What is so fascinating (and politically important) about the future avoidance of genetically handicapped children is whether tests will become widely available or whether their costs structure will develop so that they will be taken up preferentially by social elites.
Will the tests be cheap enough so that they will be available to all prospective parents in a country’s population, or will they accrete a cost-grading structure so that they will only be fully affordable by an elite sub-population? Will protective practices develop?
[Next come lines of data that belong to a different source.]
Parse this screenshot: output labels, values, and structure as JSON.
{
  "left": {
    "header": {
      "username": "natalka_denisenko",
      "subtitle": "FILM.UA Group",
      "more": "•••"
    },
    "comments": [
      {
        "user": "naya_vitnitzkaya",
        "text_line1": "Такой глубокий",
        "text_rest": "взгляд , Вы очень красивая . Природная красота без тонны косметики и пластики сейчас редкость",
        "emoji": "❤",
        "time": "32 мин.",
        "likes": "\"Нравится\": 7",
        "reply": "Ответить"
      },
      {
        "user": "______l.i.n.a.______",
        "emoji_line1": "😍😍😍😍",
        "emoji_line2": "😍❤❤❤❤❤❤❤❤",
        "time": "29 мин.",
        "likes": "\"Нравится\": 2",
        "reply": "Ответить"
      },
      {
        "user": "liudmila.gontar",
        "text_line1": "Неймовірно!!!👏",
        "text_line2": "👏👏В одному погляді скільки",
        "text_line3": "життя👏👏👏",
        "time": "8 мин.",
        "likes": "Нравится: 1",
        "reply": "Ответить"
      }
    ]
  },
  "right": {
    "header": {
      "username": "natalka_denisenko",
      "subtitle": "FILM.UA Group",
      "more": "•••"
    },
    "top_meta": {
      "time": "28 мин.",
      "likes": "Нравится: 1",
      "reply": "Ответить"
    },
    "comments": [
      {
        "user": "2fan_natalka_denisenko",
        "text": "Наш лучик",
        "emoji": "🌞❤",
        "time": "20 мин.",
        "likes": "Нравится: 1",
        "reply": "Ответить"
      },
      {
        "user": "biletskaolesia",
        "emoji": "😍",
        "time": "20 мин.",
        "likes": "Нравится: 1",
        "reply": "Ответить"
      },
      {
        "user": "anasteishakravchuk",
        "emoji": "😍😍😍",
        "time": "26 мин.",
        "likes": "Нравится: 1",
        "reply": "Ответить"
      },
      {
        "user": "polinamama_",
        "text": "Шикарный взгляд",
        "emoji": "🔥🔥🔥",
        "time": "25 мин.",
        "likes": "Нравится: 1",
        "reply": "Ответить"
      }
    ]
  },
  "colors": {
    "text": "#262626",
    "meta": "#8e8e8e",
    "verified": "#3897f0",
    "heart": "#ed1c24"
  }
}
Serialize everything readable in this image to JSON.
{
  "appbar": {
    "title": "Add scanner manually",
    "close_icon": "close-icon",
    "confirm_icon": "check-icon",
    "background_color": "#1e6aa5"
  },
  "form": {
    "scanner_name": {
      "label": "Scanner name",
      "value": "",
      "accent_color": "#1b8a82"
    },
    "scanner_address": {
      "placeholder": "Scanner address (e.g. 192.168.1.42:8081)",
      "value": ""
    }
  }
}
In some advanced countries such elites are already discernible as having substantially better health and intelligence already. And, because their young people tend to meet preferentially with other similar young people at their elite schools, universities and places of work, they tend to marry among themselves and thus take their particular qualities into the next generation, tending to remain a distinct sub=population.
It’s impossible to know what will happen. So far. well over 4,000 genetic diseases have already been identified. Each of us has about 23,000 genes in doubles, one of which derives from the mother and the other from the father. In each case, one of the doubles could exist as a harmful variation caused by a mutation. In these cases, the disease exists in a weak form (recessive genes)and doesn’t have any outward effect — its bearer is called a ‘carrier’ only.
If, however, any of these single mutations meet up again after partnership and marriage, a further fertilization could result could be matched pair of mutations causing a handicapped child, ranging from someone with a permanent but trivial defect to a much more serious disease which may need lifetime care or brings about premature death.
Thus there could easily be 23,000 genetic diseases that already exist all over the world but are only fully visible when a child is born to unsuspecting parents — unless detected beforehand. There could, in fact, be many more than 23,000 genetic diseases because genes are so long and complex that many genes carry more than one mutation. Some of these could be greatly deleterious if matched up later during fertilization.
Some single-carrier recessive diseases such as cystic fibrosis are surprisingly common in some parts of Europe and thus sufficiently serious to be screened away regularly already during, say, IVF treatment, in order to to avoid children with the full-blown double-gene version who are destined to die before adulthood.
But with a possible 23,000 genetic diseases in existence — or even more — then the potential programme for extinguishing all possibilities is immense. Furthermore, with increasing inter-marriage between differeent ethnic groups in modern times then all genetic diseases that aris in different parts of the world tend to become more widely dispersed — in a non-expressed single carrier state — and remain longer in the population before being extinguished naturally, which used to happen when we lived in smaller non-travelling hunter-gatherer groups for thousands of years. Also, besides the natural extinction of genetic disease ass they arose in children most, if not all hunter-gatherer groups would cull handicapped children at birth — if not instinctively then very close — because such groups couldn’t afford to carry permanent dependents.
It’s a huge programme for mankind and will undoubtedly continue for many centuries, perhaps millennia. But now that the first and most respected genetic testing firm, 23andMe, can now test for a small number of genetic diseases and has now been given the go-ahead by the US Food and Drugs Administration then we can be sure that the race is now on between all intelligent couples who hope to have children.